UPDATE: A spokesperson for Malwarebytes has confirmed that Clark's behavior took place prior to his hiring at the company. The statement from Malwarebytes is as follows:
“The alleged behavior happened before the individual was hired as a Malwarebytes employee. When we learned about the allegations we terminated his employment. Malwarebytes does not condone this type of behavior.”
The original story follows.
A Malwarebytes security researcher named Zammis Clark won't be serving jail time after hacking into Microsoft and Nintendo servers and stealing 2,365 usernames and passwords from the respective companies. Clark, also known as Slipstream or Raylee, was found in May of 2018 and plead guilty on March 28th of this year in a London Crown Court.
During the trial, prosecutors disclosed that Clark had originally gained access to Microsoft's server on January 24, 2017. He proceeded to share access to Microsoft's network in an Internet Relay Chat server, giving other hackers easy access into the company's servers. He was arrested a few months later in June after uploading malware into Microsoft's network. The police, with the help of the FBI, EUROPOL, and the NCA's National Cyber Crime Unit (NCCU), all found stolen files on his home computer as well. Clark was then bailed out with no restrictions on computer use. Not long after, he went on to hack Nintendo's network, via the use of Virtual Private Networks (VPNs), and gained access to their game development servers in March of 2018.
In May of 2018, Nintendo discovered the breach and Clark was brought into custody again. Clark's defense stated that since the former security researcher is an autistic person with face blindness, he would be "highly vulnerable to violence from fellow prisoners", and, "at a greater risk of reoffending if imprisoned." As reported by The Verge, Clark's damages are not an inconsequential figure for the companies, either:
"Nintendo estimates the cost of damages between £700,000 ($913,000) and £1.4 million ($1.8 million), and Microsoft previously provided the court with a vague estimate of around $2 million in damages."

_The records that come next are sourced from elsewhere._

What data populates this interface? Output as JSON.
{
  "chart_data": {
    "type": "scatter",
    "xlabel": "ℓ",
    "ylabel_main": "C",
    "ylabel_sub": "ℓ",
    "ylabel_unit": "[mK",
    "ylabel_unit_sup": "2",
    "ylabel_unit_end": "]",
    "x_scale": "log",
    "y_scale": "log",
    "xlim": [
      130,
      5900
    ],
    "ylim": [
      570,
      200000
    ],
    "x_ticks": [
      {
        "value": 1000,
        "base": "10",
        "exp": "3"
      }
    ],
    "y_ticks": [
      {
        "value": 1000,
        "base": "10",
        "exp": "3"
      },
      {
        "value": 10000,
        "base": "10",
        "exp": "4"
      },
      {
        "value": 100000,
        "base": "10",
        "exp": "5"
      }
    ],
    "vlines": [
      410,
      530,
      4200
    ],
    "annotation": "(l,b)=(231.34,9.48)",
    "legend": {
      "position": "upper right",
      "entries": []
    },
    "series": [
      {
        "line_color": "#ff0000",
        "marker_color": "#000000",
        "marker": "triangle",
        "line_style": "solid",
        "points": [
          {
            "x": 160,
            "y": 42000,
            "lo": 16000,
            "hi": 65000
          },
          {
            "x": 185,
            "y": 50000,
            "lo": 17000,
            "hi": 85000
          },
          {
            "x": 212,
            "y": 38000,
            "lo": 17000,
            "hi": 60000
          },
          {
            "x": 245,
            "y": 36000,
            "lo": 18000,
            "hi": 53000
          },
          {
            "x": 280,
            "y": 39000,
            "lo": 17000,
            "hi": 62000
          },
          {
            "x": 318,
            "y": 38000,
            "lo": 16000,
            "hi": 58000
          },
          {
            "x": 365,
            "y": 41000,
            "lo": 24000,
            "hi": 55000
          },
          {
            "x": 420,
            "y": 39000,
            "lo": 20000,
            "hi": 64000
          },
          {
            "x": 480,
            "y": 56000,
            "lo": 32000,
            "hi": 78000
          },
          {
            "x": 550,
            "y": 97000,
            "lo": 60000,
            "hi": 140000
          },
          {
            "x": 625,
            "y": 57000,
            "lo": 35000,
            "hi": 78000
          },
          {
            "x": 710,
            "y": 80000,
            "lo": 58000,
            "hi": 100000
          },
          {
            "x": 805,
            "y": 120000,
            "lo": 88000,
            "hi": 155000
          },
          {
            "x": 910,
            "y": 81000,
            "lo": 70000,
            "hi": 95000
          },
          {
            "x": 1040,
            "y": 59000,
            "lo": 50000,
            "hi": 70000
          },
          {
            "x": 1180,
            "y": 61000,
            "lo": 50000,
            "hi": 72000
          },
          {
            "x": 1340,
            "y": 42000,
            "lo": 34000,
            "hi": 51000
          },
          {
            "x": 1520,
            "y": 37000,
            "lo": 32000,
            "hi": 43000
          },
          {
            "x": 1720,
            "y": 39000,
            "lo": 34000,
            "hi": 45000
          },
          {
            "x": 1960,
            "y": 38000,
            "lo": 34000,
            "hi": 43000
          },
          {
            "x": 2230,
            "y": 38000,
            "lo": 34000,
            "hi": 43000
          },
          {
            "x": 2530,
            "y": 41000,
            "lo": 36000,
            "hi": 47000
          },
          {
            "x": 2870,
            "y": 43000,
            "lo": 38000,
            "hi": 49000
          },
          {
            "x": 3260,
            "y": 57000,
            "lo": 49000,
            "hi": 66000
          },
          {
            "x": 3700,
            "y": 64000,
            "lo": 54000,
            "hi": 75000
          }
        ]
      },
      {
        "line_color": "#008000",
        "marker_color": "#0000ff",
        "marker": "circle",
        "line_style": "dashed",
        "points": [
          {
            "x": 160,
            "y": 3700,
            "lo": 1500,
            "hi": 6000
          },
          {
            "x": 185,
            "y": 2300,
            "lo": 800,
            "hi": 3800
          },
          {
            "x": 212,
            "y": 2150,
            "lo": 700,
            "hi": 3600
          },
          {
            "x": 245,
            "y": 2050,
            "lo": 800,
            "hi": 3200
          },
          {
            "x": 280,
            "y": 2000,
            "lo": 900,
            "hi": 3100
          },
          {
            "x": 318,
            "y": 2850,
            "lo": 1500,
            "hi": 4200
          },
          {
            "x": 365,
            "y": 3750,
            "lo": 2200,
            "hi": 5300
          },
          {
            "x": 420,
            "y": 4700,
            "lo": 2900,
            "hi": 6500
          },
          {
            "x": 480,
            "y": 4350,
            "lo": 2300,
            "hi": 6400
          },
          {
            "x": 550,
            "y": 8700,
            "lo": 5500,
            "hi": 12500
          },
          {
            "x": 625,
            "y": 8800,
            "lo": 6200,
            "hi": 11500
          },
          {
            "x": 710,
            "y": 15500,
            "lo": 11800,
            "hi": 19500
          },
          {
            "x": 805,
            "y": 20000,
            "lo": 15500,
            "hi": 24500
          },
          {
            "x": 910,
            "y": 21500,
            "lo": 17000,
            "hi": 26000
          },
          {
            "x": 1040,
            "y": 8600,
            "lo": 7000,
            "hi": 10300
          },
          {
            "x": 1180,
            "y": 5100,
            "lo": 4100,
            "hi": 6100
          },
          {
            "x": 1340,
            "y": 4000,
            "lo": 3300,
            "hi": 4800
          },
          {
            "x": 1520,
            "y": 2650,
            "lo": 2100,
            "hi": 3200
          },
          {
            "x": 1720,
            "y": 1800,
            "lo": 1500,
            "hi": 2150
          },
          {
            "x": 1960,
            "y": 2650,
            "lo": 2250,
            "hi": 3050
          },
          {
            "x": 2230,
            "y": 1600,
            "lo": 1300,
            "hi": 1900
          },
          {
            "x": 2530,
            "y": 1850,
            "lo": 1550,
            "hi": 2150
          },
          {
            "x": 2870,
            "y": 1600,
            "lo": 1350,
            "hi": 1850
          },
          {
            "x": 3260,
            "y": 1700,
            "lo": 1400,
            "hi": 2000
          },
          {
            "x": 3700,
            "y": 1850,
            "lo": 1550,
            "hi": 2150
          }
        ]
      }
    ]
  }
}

Judge Alexander Milne made the decision that Clark will be sentenced to 15 months imprisonment, suspended for 18 months. This means that Clark will avoid jail time as long as he doesn't re-offend. Clark's parents penned a letter to the judge, revealing plans for rehabilitation for Clark and his challenges with autism, which aided in swaying Judge Milne's decision. A Serious Crime Prevention Order was also put in place for up to five years which, if breached, results in an unlimited fine and up to five years in prison.
This news comes only a few days after another case where a man plead guilty to stealing a total of $122 million from both Google and Facebook between 2013 and 2015. Both cases weigh in on the importance for companies to consistently adjust and heighten their internet security. It's a sobering reminder that even the biggest tech companies in the world don't have impenetrable defense networks, and that we should all be extremely careful with any information about ourselves that we use online.